Sempre procurando o equilíbrio, a PEC cria uma barreira contra o despotismo do STF no controle de constitucionalidade, mas, ao mesmo tempo, preserva o Judiciário de excessos do Legislativo, quando remete ao povo a palavra final. Pois, como ensinou Montesquieu, só o poder detém o poder e só com a participação do povo podemos restabelecer o equilíbrio entre os poderes.

    JOSÉ SARNEY
    TENDÊNCIAS/DEBATES
    A PEC 33 vai contra a Constituição?
    SIM
    A desarmonia é inconstitucional
    Foi o ministro Nelson Jobim, quando assumiu a presidência do Supremo Tribunal Federal, quem advertiu para o perigo que constituía a prática de submeter à Justiça a solução dos problemas não resolvidos pela política. Isso não existia no Brasil nem em qualquer democracia.
    A verdade é que, de lá para cá, em nove anos, isso se tornou rotina. Quantas vezes ouvi, como ameaça sobre o resultado de uma votação no Parlamento, a parte vencida dizer: "Vamos recorrer ao Supremo".
    Daí em diante, a Justiça passou a ser a terceira instância da política, que, por pessoas ou ações, está cotidianamente em sua pauta. Nos últimos tempos, a maioria dos julgamentos do STF de repercussão nacional é de assuntos políticos ou com reflexo direto na política.

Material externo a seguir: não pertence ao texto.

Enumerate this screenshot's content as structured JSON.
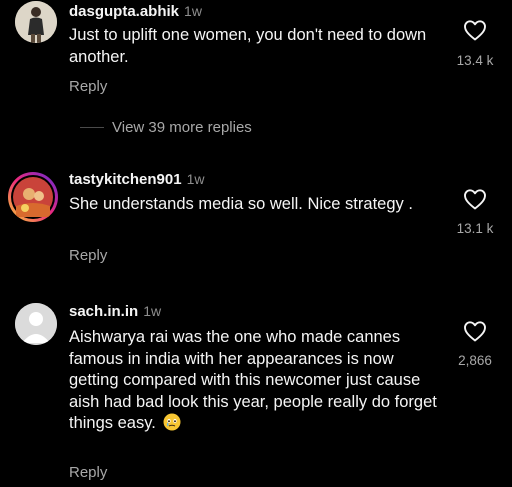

    Razão assiste a alguns ministros quando dizem que são os próprios políticos que os chamam a decidir sobre seus conflitos. Mas eles não devem fraquejar na sedução de estimulá-los.

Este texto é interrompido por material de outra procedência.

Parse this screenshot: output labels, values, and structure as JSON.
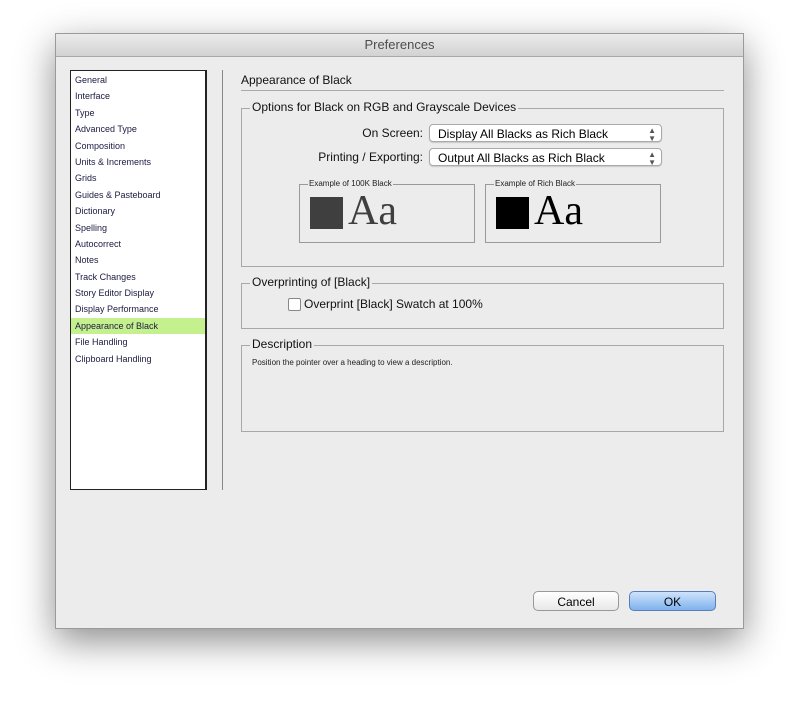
{
  "window": {
    "title": "Preferences"
  },
  "sidebar": {
    "items": [
      "General",
      "Interface",
      "Type",
      "Advanced Type",
      "Composition",
      "Units & Increments",
      "Grids",
      "Guides & Pasteboard",
      "Dictionary",
      "Spelling",
      "Autocorrect",
      "Notes",
      "Track Changes",
      "Story Editor Display",
      "Display Performance",
      "Appearance of Black",
      "File Handling",
      "Clipboard Handling"
    ],
    "selected": "Appearance of Black",
    "selected_color": "#c5f08e"
  },
  "main": {
    "title": "Appearance of Black",
    "options": {
      "title": "Options for Black on RGB and Grayscale Devices",
      "on_screen_label": "On Screen:",
      "on_screen_value": "Display All Blacks as Rich Black",
      "printing_label": "Printing / Exporting:",
      "printing_value": "Output All Blacks as Rich Black",
      "example_100k": "Example of 100K Black",
      "example_rich": "Example of Rich Black",
      "sample_text": "Aa",
      "color_100k": "#3f3f3f",
      "color_rich": "#000000"
    },
    "overprint": {
      "title": "Overprinting of [Black]",
      "checkbox_label": "Overprint [Black] Swatch at 100%",
      "checked": false
    },
    "description": {
      "title": "Description",
      "text": "Position the pointer over a heading to view a description."
    }
  },
  "buttons": {
    "cancel": "Cancel",
    "ok": "OK"
  }
}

    Perdeu-se a noção de que a democracia representativa teve como alicerce a existência dos três Poderes controlados entre si, o chamado "checks and balances", assegurando-se que nenhum deles seja absoluto e que devem funcionar em harmonia. Por outro lado, involuímos no nível do debate político. Estamos desaprendendo que a democracia é o regime da maioria, que, quando erra, o povo corrige nas eleições.
    No Brasil não temos a tradição de lutas entre o Judiciário e o Legislativo, ao contrário dos Estados Unidos, onde viveram sempre às turras. Aqui o Senado, por exemplo, em defesa do Supremo, recusou os nomes de Barata Ribeiro, médico, e dos generais Inocêncio Queiroz e Everton Quadros para ministros do Supremo, indicados por Floriano Peixoto.
    A nossa história é cheia de episódios de luta do Poder Executivo com o Judiciário e o Legislativo. Ambos já foram alvos de atos de força do Executivo, com juízes, ministros, deputados e senadores cassados. Uma página negra foi a anulação, feita por decreto do presidente Vargas, de uma sentença do STF.
    Dizer-se que não há crise entre os Poderes é ter medo da realidade. A história não se faz sem crises, e é delas que se tiram lições. Basta ver a cena exótica dos parlamentares visitando os relatores de demandas para prestar solidariedade. E, fato inusitado, um candidato a presidente da República agradecendo a um ministro sua sentença como se ela fosse uma graça.
    A crise é resultante do desprestígio do Congresso e dos ruidosos enfrentamentos entre parlamentares e decisões. Por outro lado, consequência da sociedade da informação, a mídia, em tempo real, procura dar ao Supremo a posição de novo interlocutor da sociedade democrática.
    É preciso haver uma consciência de que os três Poderes, dentro da separação, têm uma responsabilidade una, o poder do Estado, indivisível, o interesse público.
    Ninguém mais do que eu tem defendido a importância da Justiça e do seu órgão de cúpula no regime democrático. Os ingleses, já no século 17, ao consolidarem o sistema representativo, diziam que, sem a Justiça, era impossível existir a democracia. Ela funciona como poder moderador, ao exercer o controle da constitucionalidade das leis.
    O povo, em sua soberania, entregou ao STF a guarda da Constituição, o pacto fundamental entre a sociedade e o Estado, as regras do autogoverno. É a maior de todas as responsabilidades públicas.
    Essa emenda 33, tentando impor um controle sobre a Justiça --não digo STF--, passa além da insensatez. Não deve tramitar.
    Na América Latina não há uma Justiça tão respeitada como a nossa. Não podemos, assim, além de judicializar a política, politizar a Justiça, chamando-a para apartar os conflitos políticos. Como diz Michel Temer --o professor de direito, não o político--, "a desarmonia é inconstitucional".